Two things about the figure.  First of all, you’d be forgiven for confusing the grey line representing the middle class with the x-axis…it’s just that darn low compared to high earners.  Second, the red line has increased by 262 percent since 1975, from about $408,000 a year to $1,383,000 per year.  As I told you, GDP per capita more than doubled since the mid-1970s.  And, as I told you, that growth sure as heck didn’t go to the middle.  You want to know where it went?  Look up.  That’s the fifth stylized fact.  Let’s box it up before turning to our sixth and final stylized fact on economic opportunity.

A Lack of Opportunity

As humans, we all enjoy some good, old-fashioned rationalization.  It’s tempting to say something like: “Sure, the rich are doing really well.  But, at least everyone in the U.S. has an equal chance to get rich.”  And, that would be awesome if it were true.  It isn’t.  The truth is that each person’s income as an adult is strongly correlated with their parents’ income.  It’s not what you want.

The reasons for this correlation – and indeed how we should even think about it – are complicated.  But our future selves can deal with the complication when we get to the end of this book.  This chapter is just about data – and the data tell a clear story.  For example, a kid whose parents are in the 10th percentile of the income distribution – i.e., poorer than 90 percent of people – has about a 20 percent chance of attending college.[5]  For a kid whose parents are richer than 90 percent of people, that number is over 80 percent.  Perhaps we shouldn’t be surprised therefore that kids whose parents are in the top 20 percent of earners are three times more likely to end up high-earners themselves than kids whose parents are of more modest means. 

In America, it is true that everyone has a chance to make it to the top.  It’s just that the chance is a lot smaller if you’re born poor.  It’s possibility versus probability…and probability often wins.  That’s the sixth stylized fact. 
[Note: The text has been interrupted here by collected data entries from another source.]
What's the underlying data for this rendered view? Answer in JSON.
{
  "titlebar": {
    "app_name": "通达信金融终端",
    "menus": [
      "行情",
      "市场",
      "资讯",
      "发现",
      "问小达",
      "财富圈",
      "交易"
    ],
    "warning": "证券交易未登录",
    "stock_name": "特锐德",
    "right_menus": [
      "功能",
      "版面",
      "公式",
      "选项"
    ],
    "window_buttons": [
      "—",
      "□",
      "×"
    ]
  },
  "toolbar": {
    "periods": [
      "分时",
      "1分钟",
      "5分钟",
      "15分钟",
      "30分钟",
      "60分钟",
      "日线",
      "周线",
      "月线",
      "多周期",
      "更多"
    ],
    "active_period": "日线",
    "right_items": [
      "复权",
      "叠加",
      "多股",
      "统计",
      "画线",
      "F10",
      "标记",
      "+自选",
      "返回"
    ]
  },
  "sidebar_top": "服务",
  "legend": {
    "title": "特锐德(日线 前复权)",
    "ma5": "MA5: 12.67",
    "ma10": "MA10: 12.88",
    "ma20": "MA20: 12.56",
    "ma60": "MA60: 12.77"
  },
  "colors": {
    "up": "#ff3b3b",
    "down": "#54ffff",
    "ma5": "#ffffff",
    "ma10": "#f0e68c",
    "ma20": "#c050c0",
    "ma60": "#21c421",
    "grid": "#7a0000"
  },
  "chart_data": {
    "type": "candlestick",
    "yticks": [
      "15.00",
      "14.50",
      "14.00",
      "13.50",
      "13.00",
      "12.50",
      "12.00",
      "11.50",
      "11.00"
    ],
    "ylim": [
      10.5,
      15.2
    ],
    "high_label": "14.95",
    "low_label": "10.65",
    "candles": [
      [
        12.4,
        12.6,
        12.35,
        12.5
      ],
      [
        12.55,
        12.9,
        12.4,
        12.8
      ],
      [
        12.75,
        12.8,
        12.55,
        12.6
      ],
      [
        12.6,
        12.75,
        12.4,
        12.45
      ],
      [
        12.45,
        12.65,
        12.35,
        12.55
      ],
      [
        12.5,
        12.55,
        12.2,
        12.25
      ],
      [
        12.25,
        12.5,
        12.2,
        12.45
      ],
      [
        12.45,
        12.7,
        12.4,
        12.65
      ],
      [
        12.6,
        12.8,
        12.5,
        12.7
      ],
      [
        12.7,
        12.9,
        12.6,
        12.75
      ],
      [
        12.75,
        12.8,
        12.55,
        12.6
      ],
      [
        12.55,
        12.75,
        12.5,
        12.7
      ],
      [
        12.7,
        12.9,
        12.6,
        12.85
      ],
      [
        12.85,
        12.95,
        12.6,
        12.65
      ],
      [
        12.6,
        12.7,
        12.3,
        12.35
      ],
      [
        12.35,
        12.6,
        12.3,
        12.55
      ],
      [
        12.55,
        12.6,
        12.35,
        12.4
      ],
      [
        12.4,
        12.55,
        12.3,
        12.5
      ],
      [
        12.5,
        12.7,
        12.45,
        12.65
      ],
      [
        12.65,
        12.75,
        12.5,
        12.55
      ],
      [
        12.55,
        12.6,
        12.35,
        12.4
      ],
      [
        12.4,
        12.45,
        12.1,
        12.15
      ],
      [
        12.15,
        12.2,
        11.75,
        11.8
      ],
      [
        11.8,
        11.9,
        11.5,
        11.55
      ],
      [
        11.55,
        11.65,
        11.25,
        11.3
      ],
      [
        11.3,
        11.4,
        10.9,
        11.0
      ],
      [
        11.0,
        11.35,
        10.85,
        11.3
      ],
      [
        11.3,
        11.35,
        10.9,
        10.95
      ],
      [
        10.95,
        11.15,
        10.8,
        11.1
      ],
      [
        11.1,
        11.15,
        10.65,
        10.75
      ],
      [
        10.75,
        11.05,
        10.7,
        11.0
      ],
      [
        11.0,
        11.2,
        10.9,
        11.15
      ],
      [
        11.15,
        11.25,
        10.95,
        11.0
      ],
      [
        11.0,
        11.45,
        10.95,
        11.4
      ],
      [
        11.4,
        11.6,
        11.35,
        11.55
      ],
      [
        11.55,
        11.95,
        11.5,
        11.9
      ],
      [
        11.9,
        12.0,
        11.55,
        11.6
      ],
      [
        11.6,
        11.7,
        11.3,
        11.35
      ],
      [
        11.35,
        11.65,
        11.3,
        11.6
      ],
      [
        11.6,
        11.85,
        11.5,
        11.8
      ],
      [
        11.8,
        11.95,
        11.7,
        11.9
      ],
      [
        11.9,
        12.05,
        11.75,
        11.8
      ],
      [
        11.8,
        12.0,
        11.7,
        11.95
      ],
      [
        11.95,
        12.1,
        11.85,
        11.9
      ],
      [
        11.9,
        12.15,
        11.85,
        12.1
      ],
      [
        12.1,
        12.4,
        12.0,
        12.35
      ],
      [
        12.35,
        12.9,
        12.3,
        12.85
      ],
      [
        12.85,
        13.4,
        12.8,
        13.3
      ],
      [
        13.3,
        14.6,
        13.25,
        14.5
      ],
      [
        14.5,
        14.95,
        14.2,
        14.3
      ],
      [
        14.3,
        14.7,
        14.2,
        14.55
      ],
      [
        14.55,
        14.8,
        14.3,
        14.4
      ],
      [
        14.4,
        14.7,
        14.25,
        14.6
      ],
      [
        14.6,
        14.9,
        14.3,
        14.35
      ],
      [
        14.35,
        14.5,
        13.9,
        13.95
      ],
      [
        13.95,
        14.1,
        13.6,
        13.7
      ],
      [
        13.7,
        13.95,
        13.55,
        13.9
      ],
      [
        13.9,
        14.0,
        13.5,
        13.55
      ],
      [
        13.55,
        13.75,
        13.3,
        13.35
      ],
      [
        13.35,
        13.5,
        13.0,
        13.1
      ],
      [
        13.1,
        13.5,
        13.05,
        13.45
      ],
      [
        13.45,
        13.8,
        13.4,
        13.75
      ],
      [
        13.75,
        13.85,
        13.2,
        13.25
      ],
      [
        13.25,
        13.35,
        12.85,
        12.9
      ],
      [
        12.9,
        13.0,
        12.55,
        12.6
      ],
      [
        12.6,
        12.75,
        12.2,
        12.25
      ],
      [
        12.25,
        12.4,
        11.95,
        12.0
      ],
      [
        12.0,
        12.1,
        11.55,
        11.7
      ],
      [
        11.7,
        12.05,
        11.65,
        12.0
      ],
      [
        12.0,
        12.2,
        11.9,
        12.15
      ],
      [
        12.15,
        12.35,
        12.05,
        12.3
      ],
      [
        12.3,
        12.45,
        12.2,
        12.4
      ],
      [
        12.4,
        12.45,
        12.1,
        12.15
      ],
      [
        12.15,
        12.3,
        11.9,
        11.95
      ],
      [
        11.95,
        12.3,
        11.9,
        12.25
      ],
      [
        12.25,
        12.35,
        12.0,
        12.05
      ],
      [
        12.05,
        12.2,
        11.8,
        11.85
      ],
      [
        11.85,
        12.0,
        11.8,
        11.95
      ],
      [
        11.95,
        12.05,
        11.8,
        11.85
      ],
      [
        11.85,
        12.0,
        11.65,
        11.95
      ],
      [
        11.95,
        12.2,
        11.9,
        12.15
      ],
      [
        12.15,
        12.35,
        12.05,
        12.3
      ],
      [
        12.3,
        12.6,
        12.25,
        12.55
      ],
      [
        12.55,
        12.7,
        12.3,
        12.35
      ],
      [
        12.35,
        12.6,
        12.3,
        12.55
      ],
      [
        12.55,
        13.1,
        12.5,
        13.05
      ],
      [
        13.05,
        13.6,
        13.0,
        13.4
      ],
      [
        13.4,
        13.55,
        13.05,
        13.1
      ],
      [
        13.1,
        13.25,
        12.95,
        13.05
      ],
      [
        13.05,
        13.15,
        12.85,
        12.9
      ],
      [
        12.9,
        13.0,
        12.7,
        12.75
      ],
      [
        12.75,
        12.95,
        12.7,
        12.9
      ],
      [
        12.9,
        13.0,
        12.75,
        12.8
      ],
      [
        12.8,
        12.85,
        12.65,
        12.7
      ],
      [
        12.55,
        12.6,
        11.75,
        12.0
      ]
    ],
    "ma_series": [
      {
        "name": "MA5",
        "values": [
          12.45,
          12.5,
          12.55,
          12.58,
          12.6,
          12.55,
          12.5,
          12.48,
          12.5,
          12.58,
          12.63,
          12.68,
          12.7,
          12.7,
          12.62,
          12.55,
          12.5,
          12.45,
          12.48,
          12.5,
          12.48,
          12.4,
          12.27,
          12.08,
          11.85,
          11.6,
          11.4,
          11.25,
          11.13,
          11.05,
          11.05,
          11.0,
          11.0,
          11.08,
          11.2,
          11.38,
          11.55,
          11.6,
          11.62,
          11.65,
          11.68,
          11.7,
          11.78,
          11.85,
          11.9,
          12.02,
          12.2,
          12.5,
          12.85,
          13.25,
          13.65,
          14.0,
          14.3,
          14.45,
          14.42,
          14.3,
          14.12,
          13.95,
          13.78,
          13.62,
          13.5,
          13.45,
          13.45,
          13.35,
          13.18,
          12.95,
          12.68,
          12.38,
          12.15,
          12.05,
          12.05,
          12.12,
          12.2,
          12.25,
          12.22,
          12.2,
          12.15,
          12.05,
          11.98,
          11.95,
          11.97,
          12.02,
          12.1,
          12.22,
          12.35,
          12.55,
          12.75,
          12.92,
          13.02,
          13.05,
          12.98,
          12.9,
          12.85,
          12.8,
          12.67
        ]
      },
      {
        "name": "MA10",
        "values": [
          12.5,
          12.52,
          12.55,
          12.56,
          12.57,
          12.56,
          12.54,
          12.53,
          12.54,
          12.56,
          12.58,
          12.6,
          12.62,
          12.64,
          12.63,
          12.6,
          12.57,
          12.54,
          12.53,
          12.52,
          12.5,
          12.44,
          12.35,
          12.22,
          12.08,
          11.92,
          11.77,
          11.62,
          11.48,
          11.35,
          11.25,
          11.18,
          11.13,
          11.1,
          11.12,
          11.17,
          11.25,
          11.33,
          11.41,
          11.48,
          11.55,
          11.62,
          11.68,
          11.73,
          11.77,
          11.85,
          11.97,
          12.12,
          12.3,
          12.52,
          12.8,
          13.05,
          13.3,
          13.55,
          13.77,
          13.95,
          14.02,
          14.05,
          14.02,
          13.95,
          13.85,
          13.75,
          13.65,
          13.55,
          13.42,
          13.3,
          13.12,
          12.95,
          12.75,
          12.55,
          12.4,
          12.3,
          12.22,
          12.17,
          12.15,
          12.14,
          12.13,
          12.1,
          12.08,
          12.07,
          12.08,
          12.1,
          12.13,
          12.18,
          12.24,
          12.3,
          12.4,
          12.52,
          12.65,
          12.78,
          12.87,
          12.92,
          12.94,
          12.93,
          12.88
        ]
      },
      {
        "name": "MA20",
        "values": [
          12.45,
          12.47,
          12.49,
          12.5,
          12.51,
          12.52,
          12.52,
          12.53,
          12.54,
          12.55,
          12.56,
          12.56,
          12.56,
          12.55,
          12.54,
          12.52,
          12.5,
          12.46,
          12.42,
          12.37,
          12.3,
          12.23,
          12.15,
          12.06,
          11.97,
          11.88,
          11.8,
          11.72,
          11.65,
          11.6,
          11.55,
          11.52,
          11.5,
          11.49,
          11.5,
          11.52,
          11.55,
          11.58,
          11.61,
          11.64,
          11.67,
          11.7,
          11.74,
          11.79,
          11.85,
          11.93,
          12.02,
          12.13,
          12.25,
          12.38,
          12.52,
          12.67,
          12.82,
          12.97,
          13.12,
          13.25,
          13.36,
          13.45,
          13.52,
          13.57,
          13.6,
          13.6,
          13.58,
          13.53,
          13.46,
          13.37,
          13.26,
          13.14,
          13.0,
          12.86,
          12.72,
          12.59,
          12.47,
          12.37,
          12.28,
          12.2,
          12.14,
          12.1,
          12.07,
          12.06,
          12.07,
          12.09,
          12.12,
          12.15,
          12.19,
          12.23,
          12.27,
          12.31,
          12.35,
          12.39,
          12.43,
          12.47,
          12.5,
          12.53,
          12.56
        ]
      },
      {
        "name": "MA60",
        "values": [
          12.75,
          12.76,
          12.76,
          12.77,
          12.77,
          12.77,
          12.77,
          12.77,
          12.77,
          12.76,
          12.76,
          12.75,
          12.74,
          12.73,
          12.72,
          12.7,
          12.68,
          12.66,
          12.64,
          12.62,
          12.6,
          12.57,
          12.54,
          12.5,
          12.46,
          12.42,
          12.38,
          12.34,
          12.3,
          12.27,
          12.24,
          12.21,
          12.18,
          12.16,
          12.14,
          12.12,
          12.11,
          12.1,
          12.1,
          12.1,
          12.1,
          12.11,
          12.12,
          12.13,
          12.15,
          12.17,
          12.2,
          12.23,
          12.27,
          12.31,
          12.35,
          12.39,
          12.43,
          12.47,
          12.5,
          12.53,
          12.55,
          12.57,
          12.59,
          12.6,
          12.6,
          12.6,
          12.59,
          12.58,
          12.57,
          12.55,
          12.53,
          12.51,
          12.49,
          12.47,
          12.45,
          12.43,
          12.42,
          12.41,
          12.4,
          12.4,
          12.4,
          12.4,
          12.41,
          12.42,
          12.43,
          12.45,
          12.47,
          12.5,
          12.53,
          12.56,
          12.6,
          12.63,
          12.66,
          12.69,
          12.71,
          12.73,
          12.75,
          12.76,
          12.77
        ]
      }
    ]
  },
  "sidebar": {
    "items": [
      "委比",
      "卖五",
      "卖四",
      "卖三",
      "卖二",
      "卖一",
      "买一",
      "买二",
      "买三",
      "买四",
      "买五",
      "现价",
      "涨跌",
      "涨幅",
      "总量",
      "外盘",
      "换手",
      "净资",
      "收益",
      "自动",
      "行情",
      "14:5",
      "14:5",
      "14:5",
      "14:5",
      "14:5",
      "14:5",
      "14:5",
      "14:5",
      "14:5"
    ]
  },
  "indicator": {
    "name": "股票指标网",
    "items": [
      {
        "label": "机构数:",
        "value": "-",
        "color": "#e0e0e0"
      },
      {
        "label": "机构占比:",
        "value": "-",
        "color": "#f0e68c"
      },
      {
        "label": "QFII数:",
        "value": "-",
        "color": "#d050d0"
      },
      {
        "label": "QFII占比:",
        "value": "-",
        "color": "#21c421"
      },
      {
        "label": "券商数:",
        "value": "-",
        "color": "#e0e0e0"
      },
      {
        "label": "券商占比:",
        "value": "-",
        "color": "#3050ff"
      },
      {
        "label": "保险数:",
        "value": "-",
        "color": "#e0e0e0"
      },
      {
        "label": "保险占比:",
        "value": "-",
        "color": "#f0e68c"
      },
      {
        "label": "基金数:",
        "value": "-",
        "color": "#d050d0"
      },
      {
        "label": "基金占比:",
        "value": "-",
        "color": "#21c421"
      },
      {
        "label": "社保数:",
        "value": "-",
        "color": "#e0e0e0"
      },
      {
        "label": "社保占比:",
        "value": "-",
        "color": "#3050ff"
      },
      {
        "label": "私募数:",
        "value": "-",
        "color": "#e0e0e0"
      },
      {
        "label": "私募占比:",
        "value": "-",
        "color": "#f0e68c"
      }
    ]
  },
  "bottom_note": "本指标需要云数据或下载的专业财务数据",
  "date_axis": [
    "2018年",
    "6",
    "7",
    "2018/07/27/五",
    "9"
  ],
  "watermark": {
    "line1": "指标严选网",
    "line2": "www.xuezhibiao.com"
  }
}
Taken together, these six stylized facts indicate a world of persistent and in some cases growing inequality.  Middle-class men have seen real declines in income.  Although women have partially caught up to men, the median woman still earns considerably less than the median man and progress has slowed to a crawl.  Families are struggling and marriage is declining.  When we look at things by race, the picture is no better.  The inequality between white and Black workers and households has been shockingly persistent over the last forty years. It seems that the only people doing much better are those at the very top.  And all of these inequalities would be a lot easier to handle if low-income kids had an equal chance to climb…but, they don’t.

If all of these numbers and statistics makes you wonder “why?” or maybe “what the f&*k,” then you are in luck…because that is the entire point of the next six chapters!

Preview Chapter Over…if you liked it…buy it!

[1] Boring footnote alert! Throughout this book, I often restrict the sample to those aged 25 to 54 to limit the effects of the recent aging of the population. I will also restrict the sample to those individuals working full-time and at least 40 weeks a year to limit the effect of changing work schedules, an especially important issue for women.  Finally, I will often exclude the self-employed since the nature of their income tends to be more variable than more traditional workers, and they comprise less than 10 percent of the working population over the time period examined. 

[2] At this point, you should probably just adjust yourself to the fact that most of the things in this book are going to be kind of bad. Except for the learning, that’s good.

[3] Every year I submit an anniversary card to Hallmark with the slogan “Thank you for another year of marriage, and sharing risk with me.” Every year, they reject me.  Strange.

[4] Before you view the figure, one note is important: the figure shows all sources of income, not just income from labor as many of the prior figures did.  This point is important, since the very rich get much of their income from capital (e.g., stocks and bonds), something we will talk about a lot more later on in the book.